Ce roman est plein d’émotion. On retrouve la langue riche de Samira El Ayachi comme dans « Les femmes sont occupées ». Le tout sonne et rien n’est laissé au hasard pour servir les parfums de révolte des personnages. Il y a un réel travail sur la langue, que ce soit celle du père ou celle d’Hannah. « Le ventre des hommes » est un très beau roman et on tourne la dernière page avec un pincement.

Extrait : « Avec toutes ces dingueries du monde adulte que je ne comprends plus, le seul lieu qui me tient à l’aise avec le mensonge, c’est la lecture. Ici on ment ; c’est le but même de l’expérience, qu’on nous mente tellement. On nous raconte des histoires, on sait que ça ment comme un arracheur de dents, elle me ment la lecture, on le sait à l’avance, on se roule dans le mensonge comme de la farine et des œufs et c’est bon. Elle ment en jurant et en me regardant droit dans les yeux. »

Le ventre des hommes, ed. de l’Aube, 360 pages, 22 euros.

La langue chienne / Hervé Prudon

Hervé Prudon dans ses œuvres avec un roman noir qui tâche.

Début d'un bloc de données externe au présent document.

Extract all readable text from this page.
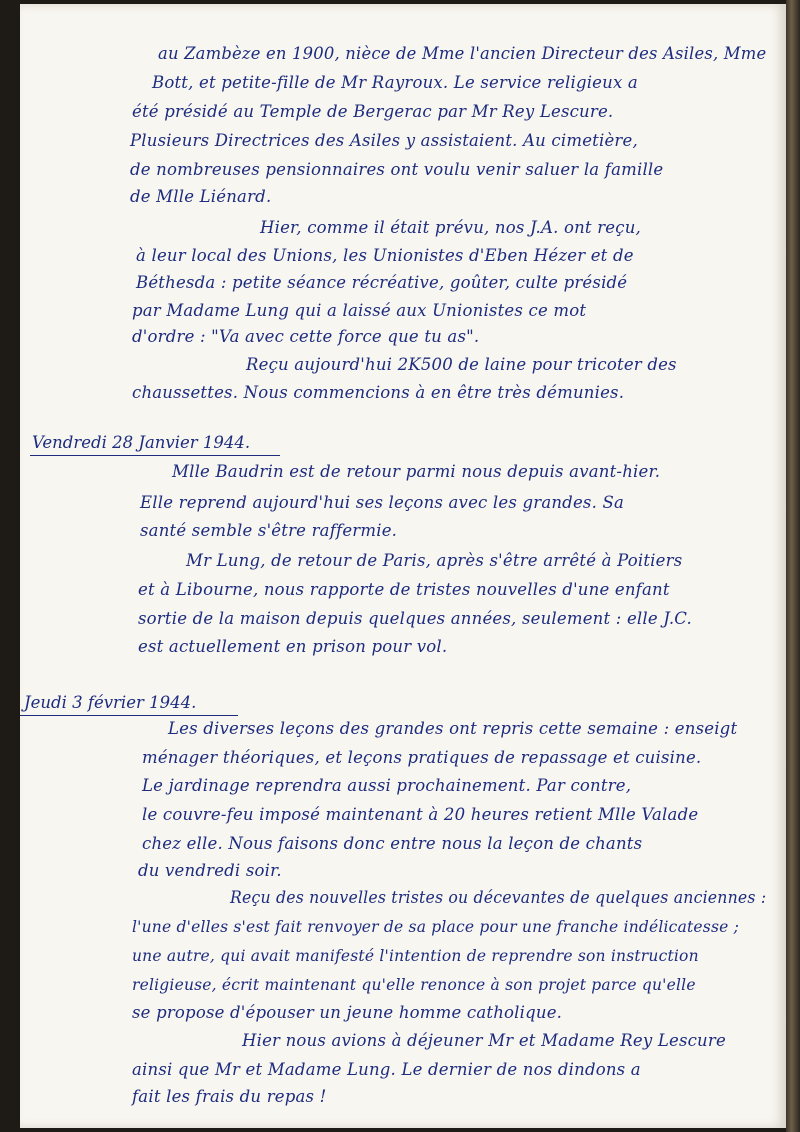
au Zambèze en 1900, nièce de Mme l'ancien Directeur des Asiles, Mme
Bott, et petite-fille de Mr Rayroux. Le service religieux a
été présidé au Temple de Bergerac par Mr Rey Lescure.
Plusieurs Directrices des Asiles y assistaient. Au cimetière,
de nombreuses pensionnaires ont voulu venir saluer la famille
de Mlle Liénard.
Hier, comme il était prévu, nos J.A. ont reçu,
à leur local des Unions, les Unionistes d'Eben Hézer et de
Béthesda : petite séance récréative, goûter, culte présidé
par Madame Lung qui a laissé aux Unionistes ce mot
d'ordre : "Va avec cette force que tu as".
Reçu aujourd'hui 2K500 de laine pour tricoter des
chaussettes. Nous commencions à en être très démunies.
Vendredi 28 Janvier 1944.
Mlle Baudrin est de retour parmi nous depuis avant-hier.
Elle reprend aujourd'hui ses leçons avec les grandes. Sa
santé semble s'être raffermie.
Mr Lung, de retour de Paris, après s'être arrêté à Poitiers
et à Libourne, nous rapporte de tristes nouvelles d'une enfant
sortie de la maison depuis quelques années, seulement : elle J.C.
est actuellement en prison pour vol.
Jeudi 3 février 1944.
Les diverses leçons des grandes ont repris cette semaine : enseigt
ménager théoriques, et leçons pratiques de repassage et cuisine.
Le jardinage reprendra aussi prochainement. Par contre,
le couvre-feu imposé maintenant à 20 heures retient Mlle Valade
chez elle. Nous faisons donc entre nous la leçon de chants
du vendredi soir.
Reçu des nouvelles tristes ou décevantes de quelques anciennes :
l'une d'elles s'est fait renvoyer de sa place pour une franche indélicatesse ;
une autre, qui avait manifesté l'intention de reprendre son instruction
religieuse, écrit maintenant qu'elle renonce à son projet parce qu'elle
se propose d'épouser un jeune homme catholique.
Hier nous avions à déjeuner Mr et Madame Rey Lescure
ainsi que Mr et Madame Lung. Le dernier de nos dindons a
fait les frais du repas !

Ce livre est inspiré d’un fait réel dans lequel une femme et son amant font vivre un enfer au mari, jusqu’à un tragique dénouement. Hervé Prudon fait le choix d’utiliser ce fait divers comme base et dans une langue crue et imagée, l’auteur retranscrit une atmosphère pesante et dérangeante dans un pavillon de Marquebuse, une petite cité maritime du Pas-de-Calais. C’est un roman bien sombre à l’humour grinçant que l’on découvre avec La langue chienne. Les personnages sont des laissés pour compte qui tentent de s’en sortir de toutes les manières et de percevoir des parcelles de lumière dans des vies bien moroses où les désillusions ne sont jamais loin. Et lorsque Franck débarque chez Gina et Martin, ce grand champion de char à voile qui est du coin ne va pas améliorer les choses. Ce roman noir est aussi la radiographie d’une région, le nord de la France. Sur la quatrième de couverture Manchette est cité parlant en bien de Prudon et à la lecture de ce singulier roman noir on comprend pourquoi. Si vous souhaitez lire un polar qui vous sort de votre zone de confort notamment dans le travail de la langue, foncez.,

La langue chienne, ed. Gallimard, coll. La petit vermillon, 8,70 euros, 320 pages.

L’homme de la plaine du Nord / Sonja Delzongle

Découverte de la profileuse Hanah Baxter.

Hanah Baxter la célèbre profileuse est de retour à New-York depuis peu, lorsqu’elle se fait rattraper par son passé. Un passé trouble qui va l’amener à traverser l’Atlantique pour faire ressurgir d’anciens souvenirs plus ou moins glauques. Notamment celui de son mentor qui lui a appris de nombreuses choses sur son métier à l’époque et qui a été assassiné depuis.

Sonja Delzongle écrit un roman noir haletant qui est de plus en plus prenant au fil des chapitres même si cela met un peu de temps à décoller au début. C’est efficace, bien ficelé et construit avec des personnages qui ont une certaine épaisseur. On finit par s’attacher d’une manière ou d’une autre à plusieurs d’entre eux. Je vais me pencher sur les livres précédents car je crois que l’on retrouve cette singulière profileuse dans d’autres romans de l’autrice.

L’homme de la plaine du Nord, Ed. Folio, coll. Folio policier, 8,60 euros, 448 pages.